Viewing painting as a healing process, Anholt often takes as his subject matter the types of contemplative pastoral nature scenes favored by painters of the Romantic era. Key elements of these landscape paintings are blue pools of flowing or still water next to vibrant green fields. Each quadrant of the work functions as an abstraction with ambling brush strokes of greater or lesser pigmentation, imitating the natural qualities of light as it reflects. Seeded into these swatches of painterly marks is the occasional tiny figure, calling to mind the allegorical scenes of Caspar David Friedrich.
Most of the vignettes in Sticks and Stones take nighttime as their setting, employing the rich, darker palette required to indicate the absence of light. Simultaneously, the moon appears in many of these works—a twinkling orb or crescent that commands attention by means of its striking contrast with its shadowy environment. As much a recurring character as it is a motif or geometric abstraction, this moon unites the splintered factions of the painting schools from which Anholt draws reference.

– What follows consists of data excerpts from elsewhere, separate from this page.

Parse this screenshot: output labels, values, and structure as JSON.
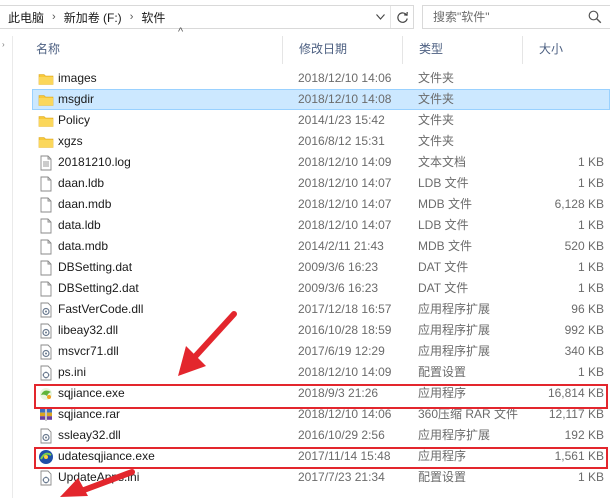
{
  "breadcrumb": {
    "items": [
      "此电脑",
      "新加卷 (F:)",
      "软件"
    ]
  },
  "search": {
    "placeholder": "搜索\"软件\""
  },
  "columns": {
    "name": "名称",
    "date": "修改日期",
    "type": "类型",
    "size": "大小"
  },
  "files": [
    {
      "name": "images",
      "date": "2018/12/10 14:06",
      "type": "文件夹",
      "size": "",
      "icon": "folder-icon"
    },
    {
      "name": "msgdir",
      "date": "2018/12/10 14:08",
      "type": "文件夹",
      "size": "",
      "icon": "folder-icon"
    },
    {
      "name": "Policy",
      "date": "2014/1/23 15:42",
      "type": "文件夹",
      "size": "",
      "icon": "folder-icon"
    },
    {
      "name": "xgzs",
      "date": "2016/8/12 15:31",
      "type": "文件夹",
      "size": "",
      "icon": "folder-icon"
    },
    {
      "name": "20181210.log",
      "date": "2018/12/10 14:09",
      "type": "文本文档",
      "size": "1 KB",
      "icon": "text-file-icon"
    },
    {
      "name": "daan.ldb",
      "date": "2018/12/10 14:07",
      "type": "LDB 文件",
      "size": "1 KB",
      "icon": "file-icon"
    },
    {
      "name": "daan.mdb",
      "date": "2018/12/10 14:07",
      "type": "MDB 文件",
      "size": "6,128 KB",
      "icon": "file-icon"
    },
    {
      "name": "data.ldb",
      "date": "2018/12/10 14:07",
      "type": "LDB 文件",
      "size": "1 KB",
      "icon": "file-icon"
    },
    {
      "name": "data.mdb",
      "date": "2014/2/11 21:43",
      "type": "MDB 文件",
      "size": "520 KB",
      "icon": "file-icon"
    },
    {
      "name": "DBSetting.dat",
      "date": "2009/3/6 16:23",
      "type": "DAT 文件",
      "size": "1 KB",
      "icon": "file-icon"
    },
    {
      "name": "DBSetting2.dat",
      "date": "2009/3/6 16:23",
      "type": "DAT 文件",
      "size": "1 KB",
      "icon": "file-icon"
    },
    {
      "name": "FastVerCode.dll",
      "date": "2017/12/18 16:57",
      "type": "应用程序扩展",
      "size": "96 KB",
      "icon": "dll-icon"
    },
    {
      "name": "libeay32.dll",
      "date": "2016/10/28 18:59",
      "type": "应用程序扩展",
      "size": "992 KB",
      "icon": "dll-icon"
    },
    {
      "name": "msvcr71.dll",
      "date": "2017/6/19 12:29",
      "type": "应用程序扩展",
      "size": "340 KB",
      "icon": "dll-icon"
    },
    {
      "name": "ps.ini",
      "date": "2018/12/10 14:09",
      "type": "配置设置",
      "size": "1 KB",
      "icon": "ini-icon"
    },
    {
      "name": "sqjiance.exe",
      "date": "2018/9/3 21:26",
      "type": "应用程序",
      "size": "16,814 KB",
      "icon": "app-icon"
    },
    {
      "name": "sqjiance.rar",
      "date": "2018/12/10 14:06",
      "type": "360压缩 RAR 文件",
      "size": "12,117 KB",
      "icon": "archive-icon"
    },
    {
      "name": "ssleay32.dll",
      "date": "2016/10/29 2:56",
      "type": "应用程序扩展",
      "size": "192 KB",
      "icon": "dll-icon"
    },
    {
      "name": "udatesqjiance.exe",
      "date": "2017/11/14 15:48",
      "type": "应用程序",
      "size": "1,561 KB",
      "icon": "update-app-icon"
    },
    {
      "name": "UpdateApps.ini",
      "date": "2017/7/23 21:34",
      "type": "配置设置",
      "size": "1 KB",
      "icon": "ini-icon"
    }
  ],
  "colors": {
    "selection_bg": "#cce8ff",
    "selection_border": "#99d1ff",
    "highlight_red": "#e3262d",
    "folder_yellow": "#f8c93a",
    "header_text": "#4d6082"
  }
}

Like the Romantic painters of times past, Anholt conveys personal sentiment and an interest in the natural world. Like the Abstract Expressionists, he uses gestures that call attention to his medium. Anholt unites art history, allegory, natural imagery, and an emotive palette to under the umbrella of his own visual language.
Tom Anholt (b. 1987, Bath, UK) lives and works in Berlin, Germany. He holds a BA from the Chelsea College of Art and Design, London, UK, and studied at Konstfack University of Arts, Crafts and Design, Stockholm, Sweden. Anholt’s work was the subject of the solo presentation Time Machine at Kunstverein Ulm, Germany (2018) and featured in group presentations at the Marciano Art Foundation, Los Angeles, CA (2023); Hamburger Kunsthalle, Hamburg, Germany (2020); and KH7 Artspace, Arhaus, Denmark (2018). His work is held in numerous public collections, including the Collection Majudia, Montreal, Canada; Marciano Art Foundation, Los Angeles, CA; and M Woods, Beijing, China.